Im Jahr 1817 beschlossen Spanien und Großbritannien ein Verbot des transatlantischen Sklavenhandels. Doch das tat dem blühenden Geschäft kaum einen Abbruch. Im Gegenteil: Die Zahlen der spanischen Sklaventransporte gingen noch einmal gewaltig nach oben. Schiffsladung um Schiffsladung von Afrikanern kam auf Kuba an. Zeuske geht davon aus, dass allein nach dem Verbot noch einmal „zwei bis drei Millionen" Afrikaner auf die Reise über den Atlantik geschickt wurden. Im Vergleich der Nationen stellte Spanien ab dem Verbot 1817 74,6 Prozent aller Sklavenschiffe, die in Kuba einliefen. Zuvor waren es 24 Prozent gewesen. Über die Gesamtzahl der Sklaven an Bord der Handelsschiffe kursieren verschiedene Angaben.

Xavier Juncosa, ebenfalls Mitautor an dem Buch, spricht von rund 700.000 Sklaven, die bis 1868, als ein zehnjähriger Unabhängigkeitskrieg ausbrach, in dem Spanien die Oberhand behalten sollte, von spanischen Sklavenhändlern nach Amerika gebracht wurden.

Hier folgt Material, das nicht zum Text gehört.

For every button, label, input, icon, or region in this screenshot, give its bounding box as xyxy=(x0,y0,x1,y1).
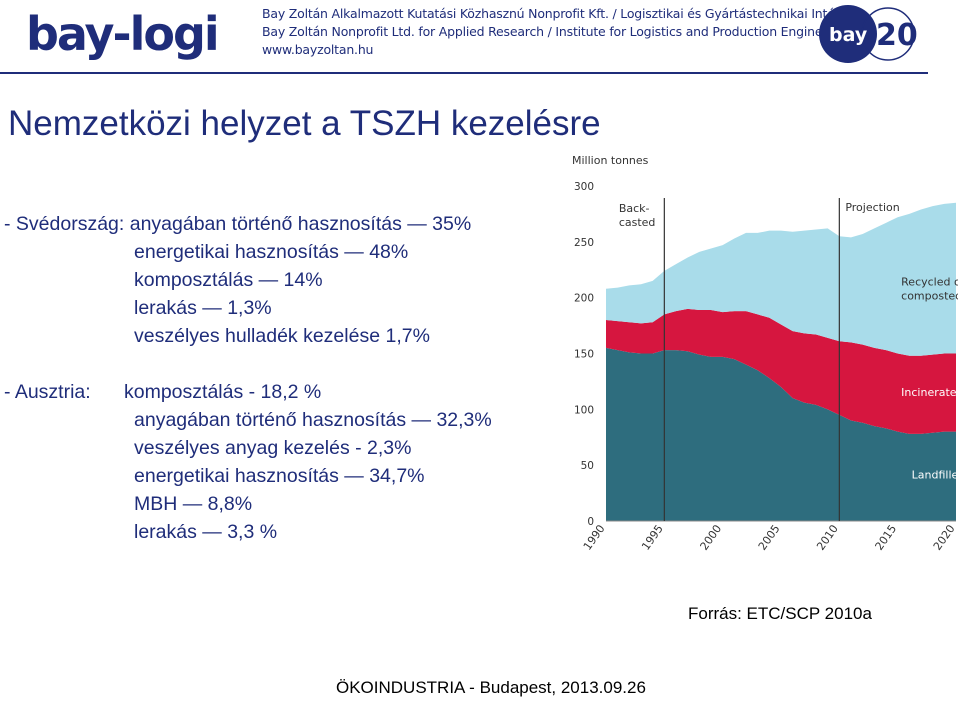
legend-landfilled: Landfilled xyxy=(912,469,958,482)
x-tick-label: 2005 xyxy=(756,522,783,552)
header-line-2: Bay Zoltán Nonprofit Ltd. for Applied Re… xyxy=(262,24,854,39)
x-tick-label: 2010 xyxy=(814,522,841,552)
y-tick-label: 200 xyxy=(574,293,594,305)
sweden-line-2: komposztálás — 14% xyxy=(134,269,323,291)
annotation-projection: Projection xyxy=(845,201,899,214)
badge-circle xyxy=(819,5,877,63)
x-tick-label: 2015 xyxy=(873,522,900,552)
austria-line-2: veszélyes anyag kezelés - 2,3% xyxy=(134,437,412,459)
annotation-backcasted: casted xyxy=(619,216,656,229)
bay20-badge: bay 20 xyxy=(819,5,918,63)
area-recycled-or-composted xyxy=(606,202,956,356)
austria-line-5: lerakás — 3,3 % xyxy=(134,521,278,543)
bay-logi-logo: bay-logi xyxy=(26,8,220,60)
legend-recycled: Recycled or xyxy=(901,276,958,289)
legend-incinerated: Incinerated xyxy=(901,386,958,399)
austria-line-0: komposztálás - 18,2 % xyxy=(124,381,322,403)
legend-recycled-2: composted xyxy=(901,290,958,303)
y-tick-label: 300 xyxy=(574,181,594,193)
austria-line-3: energetikai hasznosítás — 34,7% xyxy=(134,465,425,487)
badge-ring xyxy=(861,7,915,61)
logo-text: bay-logi xyxy=(26,8,218,60)
austria-line-4: MBH — 8,8% xyxy=(134,493,253,515)
area-landfilled xyxy=(606,347,956,521)
header-line-1: Bay Zoltán Alkalmazott Kutatási Közhaszn… xyxy=(262,6,854,21)
header-website: www.bayzoltan.hu xyxy=(262,42,374,57)
austria-label: - Ausztria: xyxy=(4,381,91,403)
x-tick-label: 1995 xyxy=(639,522,666,552)
source-citation: Forrás: ETC/SCP 2010a xyxy=(688,604,872,623)
sweden-line-1: energetikai hasznosítás — 48% xyxy=(134,241,409,263)
x-tick-label: 2020 xyxy=(931,522,958,552)
y-axis-label: Million tonnes xyxy=(572,154,649,167)
badge-number: 20 xyxy=(876,18,918,53)
y-tick-label: 100 xyxy=(574,404,594,416)
sweden-line-0: - Svédország: anyagában történő hasznosí… xyxy=(4,213,472,235)
header-rule xyxy=(0,72,928,74)
y-tick-label: 250 xyxy=(574,237,594,249)
austria-line-1: anyagában történő hasznosítás — 32,3% xyxy=(134,409,492,431)
y-tick-label: 150 xyxy=(574,349,594,361)
y-tick-label: 50 xyxy=(581,460,594,472)
sweden-line-4: veszélyes hulladék kezelése 1,7% xyxy=(134,325,430,347)
badge-bay-text: bay xyxy=(829,24,868,46)
y-tick-label: 0 xyxy=(587,516,594,528)
footer-event: ÖKOINDUSTRIA - Budapest, 2013.09.26 xyxy=(336,678,646,697)
annotation-backcasted: Back- xyxy=(619,202,650,215)
x-tick-label: 1990 xyxy=(581,522,608,552)
area-incinerated xyxy=(606,308,956,434)
sweden-line-3: lerakás — 1,3% xyxy=(134,297,272,319)
waste-treatment-chart: 0 50 100 150 200 250 300 Million tonnes 1990 1995… xyxy=(572,154,958,553)
page-title: Nemzetközi helyzet a TSZH kezelésre xyxy=(8,104,601,143)
x-tick-label: 2000 xyxy=(698,522,725,552)
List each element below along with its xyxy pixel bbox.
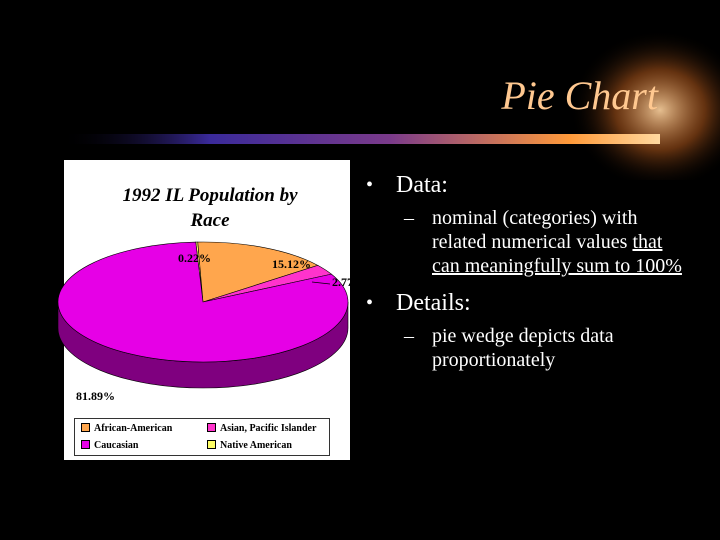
legend-swatch-asian-pacific-islander bbox=[207, 423, 216, 432]
title-bar bbox=[60, 30, 720, 180]
legend-item-asian-pacific-islander: Asian, Pacific Islander bbox=[207, 423, 316, 435]
data-label-asian-pacific-islander: 2.77% bbox=[332, 275, 365, 289]
bullet-details: • Details: bbox=[366, 288, 686, 318]
legend-label: Caucasian bbox=[94, 440, 139, 451]
bullet-data-label: Data: bbox=[396, 172, 448, 198]
legend-item-native-american: Native American bbox=[207, 440, 292, 452]
bullet-details-label: Details: bbox=[396, 290, 471, 316]
pie-slice-african-american bbox=[197, 241, 319, 303]
sub-bullet-details-text: pie wedge depicts data proportionately bbox=[432, 325, 614, 371]
bullet-list: • Data: – nominal (categories) with rela… bbox=[366, 170, 686, 372]
bullet-data: • Data: bbox=[366, 170, 686, 200]
bullet-glyph: • bbox=[366, 292, 374, 314]
chart-legend: African-American Asian, Pacific Islander… bbox=[74, 418, 330, 456]
dash-glyph: – bbox=[404, 207, 414, 229]
leader-line bbox=[311, 281, 331, 285]
pie-slice-caucasian bbox=[57, 241, 349, 363]
chart-title: 1992 IL Population by Race bbox=[70, 183, 350, 233]
legend-item-caucasian: Caucasian bbox=[81, 440, 138, 452]
legend-label: Native American bbox=[220, 440, 292, 451]
dash-glyph: – bbox=[404, 325, 414, 347]
legend-item-african-american: African-American bbox=[81, 423, 172, 435]
sub-bullet-data: – nominal (categories) with related nume… bbox=[366, 206, 686, 278]
slide-title: Pie Chart bbox=[501, 73, 658, 118]
sub-bullet-data-text: nominal (categories) with related numeri… bbox=[432, 207, 638, 253]
legend-swatch-native-american bbox=[207, 440, 216, 449]
bullet-glyph: • bbox=[366, 174, 374, 196]
legend-swatch-caucasian bbox=[81, 440, 90, 449]
data-label-caucasian: 81.89% bbox=[76, 389, 115, 403]
legend-label: Asian, Pacific Islander bbox=[220, 423, 317, 434]
legend-swatch-african-american bbox=[81, 423, 90, 432]
sub-bullet-data-underlined: that can meaningfully sum to 100% bbox=[432, 231, 682, 277]
data-label-native-american: 0.22% bbox=[178, 251, 211, 265]
data-label-african-american: 15.12% bbox=[272, 257, 311, 271]
chart-title-line-1: 1992 IL Population by bbox=[122, 185, 298, 206]
sub-bullet-details: – pie wedge depicts data proportionately bbox=[366, 324, 686, 372]
legend-label: African-American bbox=[94, 423, 173, 434]
chart-title-line-2: Race bbox=[190, 210, 230, 231]
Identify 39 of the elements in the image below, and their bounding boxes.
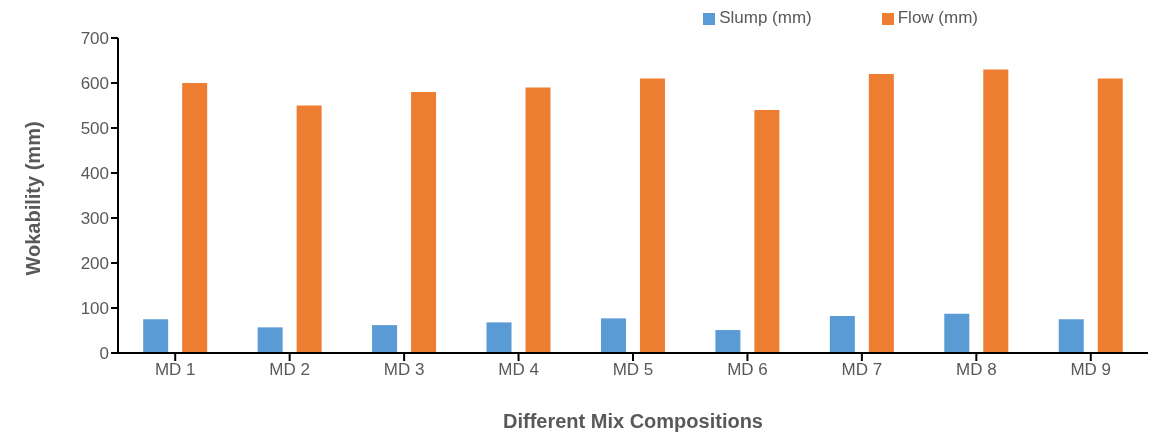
- bar: [296, 105, 322, 353]
- bar: [754, 110, 780, 353]
- bar: [639, 78, 665, 353]
- y-tick-label: 500: [80, 119, 109, 139]
- x-tick-label: MD 6: [727, 360, 768, 380]
- bar: [372, 325, 398, 353]
- x-tick-label: MD 8: [956, 360, 997, 380]
- bar: [486, 322, 512, 353]
- y-tick-label: 0: [99, 344, 109, 364]
- x-tick-label: MD 5: [612, 360, 654, 380]
- y-axis-title: Wokability (mm): [22, 121, 45, 276]
- x-tick-label: MD 1: [154, 360, 196, 380]
- bar: [715, 330, 741, 353]
- bar: [829, 316, 855, 353]
- bar: [1058, 319, 1084, 353]
- x-tick-label: MD 3: [383, 360, 425, 380]
- bar: [1097, 78, 1123, 353]
- bar: [600, 318, 626, 353]
- x-tick-label: MD 2: [269, 360, 310, 380]
- bar: [411, 92, 437, 353]
- legend-label: Slump (mm): [719, 8, 812, 27]
- legend-label: Flow (mm): [897, 8, 978, 27]
- bar: [525, 87, 551, 353]
- y-tick-label: 200: [80, 254, 109, 274]
- x-tick-label: MD 4: [498, 360, 539, 380]
- bar: [257, 327, 283, 353]
- y-tick-label: 400: [80, 164, 109, 184]
- y-tick-label: 100: [80, 299, 109, 319]
- bar: [983, 69, 1009, 353]
- y-tick-label: 300: [80, 209, 109, 229]
- x-tick-label: MD 7: [841, 360, 883, 380]
- bar: [182, 83, 208, 353]
- bar: [143, 319, 169, 353]
- y-tick-label: 600: [80, 74, 109, 94]
- bar: [944, 313, 970, 353]
- bar: [868, 74, 894, 353]
- x-axis-title: Different Mix Compositions: [502, 410, 764, 432]
- x-tick-label: MD 9: [1070, 360, 1112, 380]
- y-tick-label: 700: [80, 29, 109, 49]
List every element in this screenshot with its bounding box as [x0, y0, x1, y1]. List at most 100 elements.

In Spanien wurde der Sklavenhandel lange Zeit nicht als etwas Verwerfliches gesehen. Die spanische Regierung setzte die eigenen Verbote nicht durch. Es gab sogar eine Abteilung bei der Regierung die für die sogenannte trata de negros, den „Handel mit den Schwarzen" zuständig war. Um Menschenrechte kümmerte die sich nicht.

Auch in der Bevölkerung galt der Sklavenhandel lange Zeit nicht als unmoralisch. So habe es sinngemäß geheißen „Auf diese Weise kommen die Afrikaner an die richtige Reli­gion" oder „So lernen sie endlich zu arbeiten und hören auf, sich gegenseitig die Köpfe einzuschlagen", so Zeuske. Die wenigen Kritiker in Barcelona, zumeist Intellektuelle, seien nicht gehört worden.